I just finished the book Both Can Be True by Jules Machias (Quill Tree Books, 2021). Machias presents two central characters whose first-person perspectives alternate every other chapter. Ash and Daniel are middle-school students navigating the painful and flustering intricacies of childhood, puberty, friendship, honesty, and sexuality. Both do not conform to society's expectations--especially middle school society's expectations. Ash does not conform to gender typing. (She also has synesthesia, which adds a beautiful hue to the narrative.) Daniel does not conform to expectations about how males express emotions. These facets are brought into sharp relief by Daniel's comical and heart-warming attempt to rescue a geriatric Pomeranian (named Chewbarka) from euthanasia.
The story is intriguing, heart-wrenching, funny, on-point, and ultimately redemptive. Mathias keeps the plot moving both by the two-step of a double-first-person narrative and by the sequence of Ash's and Daniel's fraught middle-school choices. Even as a reader who would prefer to avoid meditating on my own middle school experience, I found myself quickly invested in the characters and wanting good for them even as they made (to my adult self) decisions worthy of eye-rolling. Thus Mathias adeptly drew me into a place of sympathy and compassion.
Though many of the difficulties of puberty and middle school play throughout the book, clearly nonconforming gender and sexuality are the main foci. The book's main strength is its ability to draw the reader in, bit by bit, to the confusing complexities of experiencing feelings that do not obey standard historical categories of sexuality and gender. Mathias paints a world in which that confusion affects everyone--not just Ash and Daniel--to some degree. When heart, mind, and hormones work against "the rules," then everyone has a rough time.
The power of the narrative is interrupted only a few times, when post-pubescent experience peeks through the curtain. The character of Sam--the Yoda-figure in this book--seems a little too clear for a middle-schooler. And the occasional phrasing of wisdom surfaces on the lips of Ash or Daniel that seems too tried-and-tested, as if an oracle had spoken through them for the sake of the reader.
The sharpest pang for this reader was the status of men and Dads. The fathers of both Ash and Daniel, the silent-if-present teacher who leads Rainbow Alliance, and the shadowy nemesis veterinarian constitute the entire male adult cast, and all are failures or foils. This feature jumped out at me probably because--full disclosure--I am a Dad, and the father of a middle-schooler to boot. All of the characters around Ash and Daniel--both mothers, Daniel's twin brother, two dog-rescuers (one ill-fated and the other wise and seasoned, both women), a female photography teacher, and even an angry Insta-hater--show signs of development and redemption. While they all struggle with Ash and Daniel, they are drawn into the growing experience of love. Not so the Dads. The closest we come is a psychoanalyzing session between Ash and their mom near the end of the book, in which Ash's dad (who is not present) is explained away in terms of his upbringing.

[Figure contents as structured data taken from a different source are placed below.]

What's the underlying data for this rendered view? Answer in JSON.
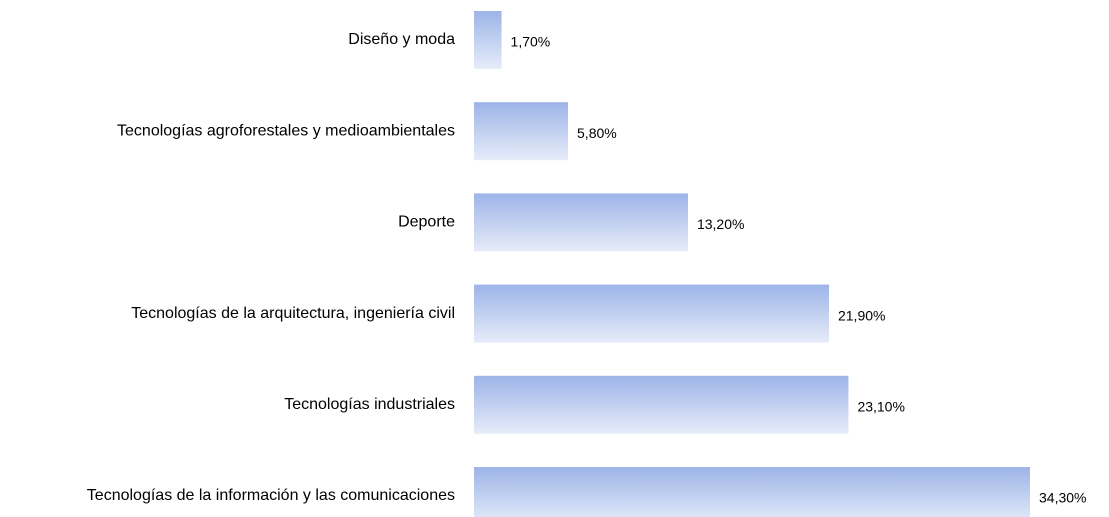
{
  "chart_data": {
    "type": "bar",
    "orientation": "horizontal",
    "categories": [
      "Diseño y moda",
      "Tecnologías agroforestales y medioambientales",
      "Deporte",
      "Tecnologías de la arquitectura, ingeniería civil",
      "Tecnologías industriales",
      "Tecnologías de la información y las comunicaciones"
    ],
    "values": [
      1.7,
      5.8,
      13.2,
      21.9,
      23.1,
      34.3
    ],
    "value_labels": [
      "1,70%",
      "5,80%",
      "13,20%",
      "21,90%",
      "23,10%",
      "34,30%"
    ],
    "color": "#9db4e8"
  }
}
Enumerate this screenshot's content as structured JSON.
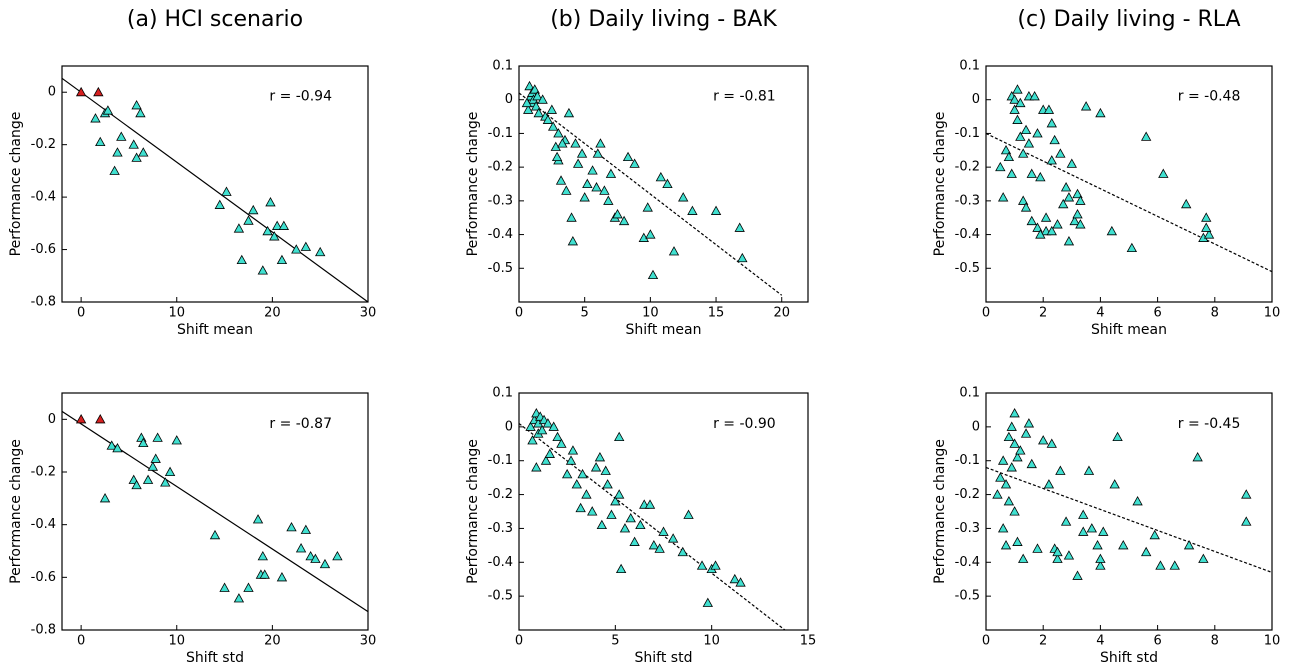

All other characters have the opportunity to explain themselves, own their mistakes, confess the effects of complexity and confusion on themselves, and make a commitment to greater compassion and love. But the Dads don't. I wonder if this categorizing and sidelining of the Dads (as clueless, absent, and possibly irredeemable) is an unavoidable result of connecting gender categories with patriarchy: To reform the system, the historically dominant gender has to get a time-out. I'll admit that possibility. But I also sense some irony--given the book's successful drive to allow Daniel his full spectrum of emotions--that the Moms are depicted as emotionally sensitive and adept and the Dads are stoic and rigid. As this beautifully wrought novel attempts to shape reality into a place of greater compassion, does it also set Dads, and maybe all adult men, outside the bounds of that compassion?
I find this question especially poignant since my teenage daughter invited me to read it so that we could talk about it. And even before I finished it, the book has served as a great conversation-starter. Mathias' raw descriptions of pubescent experience allows for deep conversational dives into my and my daughter's analysis of the world. The book as inspired talks about gender, social media, and the power of honesty and deception.

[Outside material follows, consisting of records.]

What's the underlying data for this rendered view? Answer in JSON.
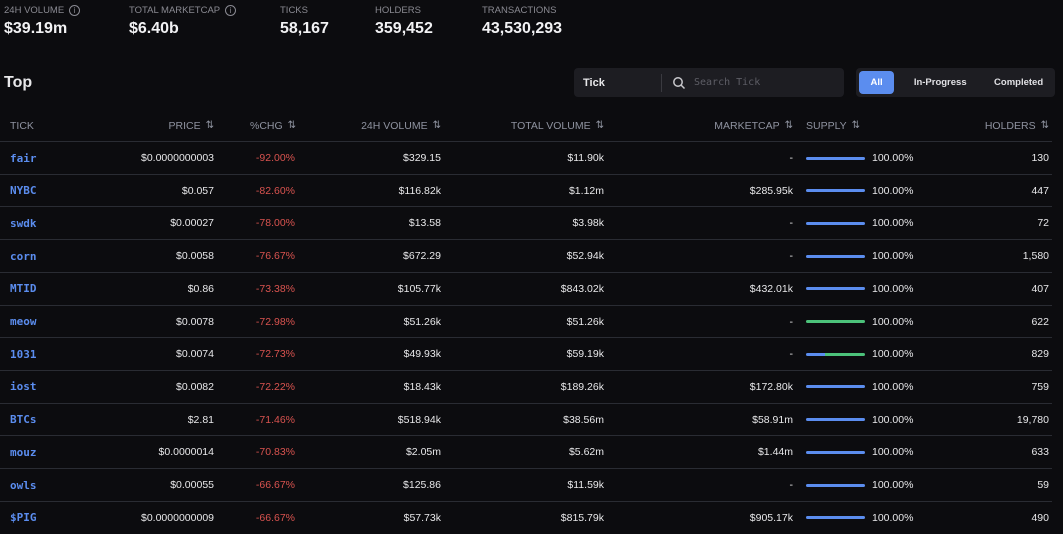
{
  "stats": [
    {
      "label": "24H VOLUME",
      "value": "$39.19m",
      "info": true
    },
    {
      "label": "TOTAL MARKETCAP",
      "value": "$6.40b",
      "info": true
    },
    {
      "label": "TICKS",
      "value": "58,167",
      "info": false
    },
    {
      "label": "HOLDERS",
      "value": "359,452",
      "info": false
    },
    {
      "label": "TRANSACTIONS",
      "value": "43,530,293",
      "info": false
    }
  ],
  "section_title": "Top",
  "search": {
    "selector": "Tick",
    "placeholder": "Search Tick",
    "icon": "search-icon"
  },
  "filters": [
    {
      "label": "All",
      "active": true
    },
    {
      "label": "In-Progress",
      "active": false
    },
    {
      "label": "Completed",
      "active": false
    }
  ],
  "colors": {
    "accent": "#5b8def",
    "negative": "#d9534f",
    "green": "#4cc27a"
  },
  "columns": {
    "tick": "TICK",
    "price": "PRICE",
    "chg": "%CHG",
    "vol": "24H VOLUME",
    "tvol": "TOTAL VOLUME",
    "mcap": "MARKETCAP",
    "supply": "SUPPLY",
    "holders": "HOLDERS",
    "sort_icon": "⇅"
  },
  "rows": [
    {
      "tick": "fair",
      "price": "$0.0000000003",
      "chg": "-92.00%",
      "vol": "$329.15",
      "tvol": "$11.90k",
      "mcap": "-",
      "supply": "100.00%",
      "blue": 1,
      "holders": "130"
    },
    {
      "tick": "NYBC",
      "price": "$0.057",
      "chg": "-82.60%",
      "vol": "$116.82k",
      "tvol": "$1.12m",
      "mcap": "$285.95k",
      "supply": "100.00%",
      "blue": 1,
      "holders": "447"
    },
    {
      "tick": "swdk",
      "price": "$0.00027",
      "chg": "-78.00%",
      "vol": "$13.58",
      "tvol": "$3.98k",
      "mcap": "-",
      "supply": "100.00%",
      "blue": 1,
      "holders": "72"
    },
    {
      "tick": "corn",
      "price": "$0.0058",
      "chg": "-76.67%",
      "vol": "$672.29",
      "tvol": "$52.94k",
      "mcap": "-",
      "supply": "100.00%",
      "blue": 1,
      "holders": "1,580"
    },
    {
      "tick": "MTID",
      "price": "$0.86",
      "chg": "-73.38%",
      "vol": "$105.77k",
      "tvol": "$843.02k",
      "mcap": "$432.01k",
      "supply": "100.00%",
      "blue": 1,
      "holders": "407"
    },
    {
      "tick": "meow",
      "price": "$0.0078",
      "chg": "-72.98%",
      "vol": "$51.26k",
      "tvol": "$51.26k",
      "mcap": "-",
      "supply": "100.00%",
      "blue": 0,
      "holders": "622"
    },
    {
      "tick": "1031",
      "price": "$0.0074",
      "chg": "-72.73%",
      "vol": "$49.93k",
      "tvol": "$59.19k",
      "mcap": "-",
      "supply": "100.00%",
      "blue": 0.32,
      "holders": "829"
    },
    {
      "tick": "iost",
      "price": "$0.0082",
      "chg": "-72.22%",
      "vol": "$18.43k",
      "tvol": "$189.26k",
      "mcap": "$172.80k",
      "supply": "100.00%",
      "blue": 1,
      "holders": "759"
    },
    {
      "tick": "BTCs",
      "price": "$2.81",
      "chg": "-71.46%",
      "vol": "$518.94k",
      "tvol": "$38.56m",
      "mcap": "$58.91m",
      "supply": "100.00%",
      "blue": 1,
      "holders": "19,780"
    },
    {
      "tick": "mouz",
      "price": "$0.0000014",
      "chg": "-70.83%",
      "vol": "$2.05m",
      "tvol": "$5.62m",
      "mcap": "$1.44m",
      "supply": "100.00%",
      "blue": 1,
      "holders": "633"
    },
    {
      "tick": "owls",
      "price": "$0.00055",
      "chg": "-66.67%",
      "vol": "$125.86",
      "tvol": "$11.59k",
      "mcap": "-",
      "supply": "100.00%",
      "blue": 1,
      "holders": "59"
    },
    {
      "tick": "$PIG",
      "price": "$0.0000000009",
      "chg": "-66.67%",
      "vol": "$57.73k",
      "tvol": "$815.79k",
      "mcap": "$905.17k",
      "supply": "100.00%",
      "blue": 1,
      "holders": "490"
    }
  ]
}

As with all good fiction, Both Can Be True causes me to look at reality through a new lens. Machias' portrait feels so real and deep that I am moved to greater compassion for those struggling with issues of gender, sexuality, and belonging--especially for those in the season of life in which those struggles attack without notice and in the midst of so many other questions. But if by being a Dad (and a committed male) I am an intrinsic part of the problem, then what am I to do? Do Dads always suck?